A new group of Indian expatriates will travel to New Delhi to support the veteran activist Anna Hazare's hunger strike against government corruption.
Envoy advises Indians against Hazare protests
DUBAI // Two more men have been detained for organising a march in Dubai in support of the Indian activist Anna Hazare without permission.
A bail application lodged on behalf of three men already in custody over the march on Saturday was refused yesterday, according to prosecution sources.
More than 150 men, women and children took part in the late-evening three-kilometre walk at Al Mamzar beach carrying Indian flags and banners and wearing badges.
The Indian consulate cautioned its nationals yesterday against "public reactions to issues in India", and urged them to submit signed petitions instead.
"Sometimes, an emotive reaction encourages behaviour that falls foul of local laws and sensitivities," Sanjay Verma, the Indian consul general, wrote on the consulate's newly launched Facebook page.
"I do understand that many Indians here feel strongly about the protests in India. A simpler way of conveying concerns is by petitions."
A petition on the protests signed by 170 people and submitted to the consulate has been forwarded to the Indian prime minister's office.
Mr Hazare, whose methods have inspired comparisons with India's greatest leader, Mohandas Gandhi, is on an indefinite fast that began on August 16.

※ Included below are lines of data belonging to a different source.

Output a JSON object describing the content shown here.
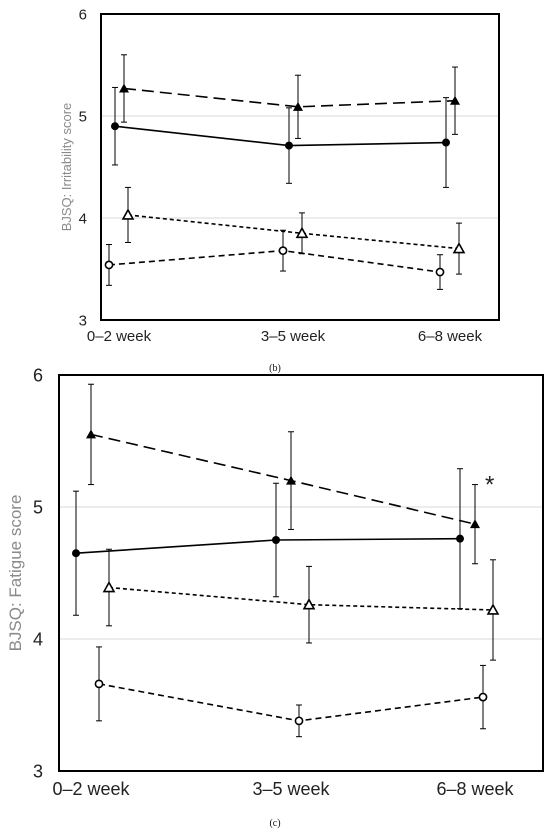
{
  "chart_data": [
    {
      "type": "line",
      "panel_label": "(b)",
      "ylabel": "BJSQ: Irritability score",
      "categories": [
        "0–2 week",
        "3–5 week",
        "6–8 week"
      ],
      "ylim": [
        3,
        6
      ],
      "yticks": [
        3,
        4,
        5,
        6
      ],
      "grid": true,
      "annotations": [],
      "series": [
        {
          "marker": "filled-triangle",
          "line": "long-dash",
          "values": [
            5.27,
            5.09,
            5.15
          ],
          "errors": [
            0.33,
            0.31,
            0.33
          ]
        },
        {
          "marker": "filled-circle",
          "line": "solid",
          "values": [
            4.9,
            4.71,
            4.74
          ],
          "errors": [
            0.38,
            0.37,
            0.44
          ]
        },
        {
          "marker": "open-triangle",
          "line": "dotted",
          "values": [
            4.03,
            3.85,
            3.7
          ],
          "errors": [
            0.27,
            0.2,
            0.25
          ]
        },
        {
          "marker": "open-circle",
          "line": "dashed",
          "values": [
            3.54,
            3.68,
            3.47
          ],
          "errors": [
            0.2,
            0.2,
            0.17
          ]
        }
      ]
    },
    {
      "type": "line",
      "panel_label": "(c)",
      "ylabel": "BJSQ: Fatigue score",
      "categories": [
        "0–2 week",
        "3–5 week",
        "6–8 week"
      ],
      "ylim": [
        3,
        6
      ],
      "yticks": [
        3,
        4,
        5,
        6
      ],
      "grid": true,
      "annotations": [
        {
          "text": "*",
          "category_index": 2
        }
      ],
      "series": [
        {
          "marker": "filled-triangle",
          "line": "long-dash",
          "values": [
            5.55,
            5.2,
            4.87
          ],
          "errors": [
            0.38,
            0.37,
            0.3
          ]
        },
        {
          "marker": "filled-circle",
          "line": "solid",
          "values": [
            4.65,
            4.75,
            4.76
          ],
          "errors": [
            0.47,
            0.43,
            0.53
          ]
        },
        {
          "marker": "open-triangle",
          "line": "dotted",
          "values": [
            4.39,
            4.26,
            4.22
          ],
          "errors": [
            0.29,
            0.29,
            0.38
          ]
        },
        {
          "marker": "open-circle",
          "line": "dashed",
          "values": [
            3.66,
            3.38,
            3.56
          ],
          "errors": [
            0.28,
            0.12,
            0.24
          ]
        }
      ]
    }
  ]
}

He is demanding that the Indian government adopt legislation that would make the judiciary and prime minister’s office subject to oversight by a new anti-corruption ombudsman.
On the Indian consulate’s Facebook page, Mr Verma wrote: “The world is shrinking. Happenings in India, whether it is the Cricket World Cup victory, natural calamities or movements, affect many of us with an intensity as if we were back home. The reaction to some developments in India makes many of us forget that we are in a foreign land.”
He said if people wanted to react publicly to issues back home, it should be done after “acknowledging local laws and other requirements”.
The consulate is in touch with the families of the arrested men. “The local law and legal process will determine the fate of those arrested,” Mr Verma said.
A second group of Indian expatriates will travel to New Delhi next week to join Mr Hazare’s protest. KK Sarachandra Bose, a lawyer in Dubai, said the contingent of non-resident Indians would be a part of “awakening the soul of India” with Mr Hazare.
“It is now or never. History will question us about our contribution to the second freedom struggle,” Mr Bose said. He urged more Indian nationals to join in what he described as an historic moment.
“We are doing this in relay. A group of ours will always be there,” said Mr Bose, who was detained by Delhi police in a stadium for a day last week with another expatriate and thousands of Indian residents.
He returned last week, and is expected to leave again with the group on Monday.
The first group of about 12 UAE expatriates arrived in India on August 16. Some joined the hunger strike to express their solidarity with the 73-year-old activist.
Mr Hazare vowed yesterday to continue his hunger strike, as the Indian government called an emergency all-party meeting and resolved to consider his anti-corruption bill. Mr Bose said he might cancel the visit by Indian nationals from the UAE if a compromise were reached and Mr Hazare ended his hunger strike.